USS PRESIDENT JACKSON
(AP-37, LATER APA-18))
IN AUSTRALIAN WATERS DURING WW2
|visits since 10 July 2004|
The 16,000 ton transport, USS President Jackson, was acquired by the US Navy in June 1941. She had been built at Newport News, Virginia, during 1939-40. The US Navy commissioned the USS President Jackson in January 1942.
Photos # NH 97890 USS President Jackson near Norfolk, Virginia on 12 March 1947
After working along the west coast of the USA she was sent to the Southwest Pacific area in July 1942 as part of Transport Division 2.
In early August 1942, she took part in the invasion of Guadalcanal and Tulagi. USS Presdient Jackson landed her Marines on the Tulagi. During the rest of 1942 and into 1943, USS President Jackson supported the Guadalcanal campaign. She brought in fresh troops and supplies and evacuated many casualties. In February 1943, USS President Jackson was reclassified as an attack transport and given the new hull number APA-18.

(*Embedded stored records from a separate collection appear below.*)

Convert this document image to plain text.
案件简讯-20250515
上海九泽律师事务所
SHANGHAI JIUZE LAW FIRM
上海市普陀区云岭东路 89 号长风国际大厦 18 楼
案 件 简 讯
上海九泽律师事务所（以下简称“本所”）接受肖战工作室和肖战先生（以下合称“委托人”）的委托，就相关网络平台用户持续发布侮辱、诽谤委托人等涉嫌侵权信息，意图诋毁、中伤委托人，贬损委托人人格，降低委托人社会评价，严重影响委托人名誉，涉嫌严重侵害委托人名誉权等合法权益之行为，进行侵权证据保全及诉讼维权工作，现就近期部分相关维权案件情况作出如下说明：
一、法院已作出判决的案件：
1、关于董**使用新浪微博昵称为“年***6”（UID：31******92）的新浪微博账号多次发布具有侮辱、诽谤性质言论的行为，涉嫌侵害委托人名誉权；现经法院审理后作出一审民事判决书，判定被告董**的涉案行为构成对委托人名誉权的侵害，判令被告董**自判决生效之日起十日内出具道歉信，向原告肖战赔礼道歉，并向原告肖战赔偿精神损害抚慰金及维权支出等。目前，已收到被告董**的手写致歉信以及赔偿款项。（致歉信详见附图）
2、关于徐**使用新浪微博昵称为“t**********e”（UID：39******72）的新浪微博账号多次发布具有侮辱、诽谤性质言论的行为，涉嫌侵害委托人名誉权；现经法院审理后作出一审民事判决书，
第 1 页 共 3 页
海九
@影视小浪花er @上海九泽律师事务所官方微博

USS President Jackson was involved in amphibious exercises in Cleveland Bay off Townsville, in north Queensland in 1943. This involved LCVP's and LCM's and some landings on the beach at The Strand on Townsville's beautiful seafront. The exercises included loading at least one 155mm gun onto an LCM from the beach on The Strand.
Photos # NH 82763 LCVP's from USS
President Jackson during exercises off Townsville in
1943. In the background at the right of the photo you can see the breakwater wall of the
harbour entrance and Magnetic Island can be seen in the distance at the left of the photo.
Photo # NH 82765 LCVP's from USS President
landings on the beach on The Strand in Townsville in 1943
Photo # NH 82768 Loading a 155mm
gun on an LCM from USS President
Jackson on the beach on The Strand in Townsville in 1943
She was hit by a 550lbs Japanese bomb on about 8 November 1943, but it did not explode, so damage was slight. The Marines on board rolled the bomb over the side of the ship.
On 23 October 1944 USS President Jackson returned to south and southwest Pacific areas with Transport Division 32.
While putting Marines ashore on Iwo Jima, she was hit by a small 37 mm coastal artillery shell. She suffered minor damage and casualties.
|Landed the 1st Battalion, 2nd Marines||Florida Island Solomons||7 August 1942|
|Evacuated 500 survivors of the "First Battle of Savo Island" to Noumea||Savo Island||mid August 1942|
|Brought in reinforcements and evacuating casualties of land and sea actions.||Savo Island||mid August 1942|
|Landed 172nd U.S. Army Combat Team and two construction battalion companies||Rendova||30 June 1942|
Transported survivors of McCawley, torpedoed by a submarine, to Noumea
|-||abt 30 June 1942|
|Landed elements of the 3rd Marine Division||Empress Augusta Bay, Bougainville||1 Nov 1942|
|landed Army, Navy, and Construction Battalion units||Emirau Island||25 March 1944|
|Carried the 40th Division, U.S.A.||New Britain||April 1944|
|Returned the 1st Marine Division to Russell Island in the Solomons||Russell Island in the Solomons||April 1944|
|Landed elements of the 3rd Marine Division and evacuated casualties to Pearl Harbor and the United States||Guam||21 July 1944|
|Landed elements of the 25th Infantry Division, U.S. Army||Lingayen Gulf||11 January 1945|
|landed elements of the 3rd Marine Division||Iwo Jima||21 February 1945|
|Departed Iwo Jima with 515 casualties for Saipan and Noumea||-||6 March 1945|
|Transported Army and Navy casualties and miscellaneous passengers to the United States||-||7 May 1945|
|Departed San Francisco and completed two round-trips to Manila||-||14 June 1945|
President Jackson earned 8 battle stars during World War II.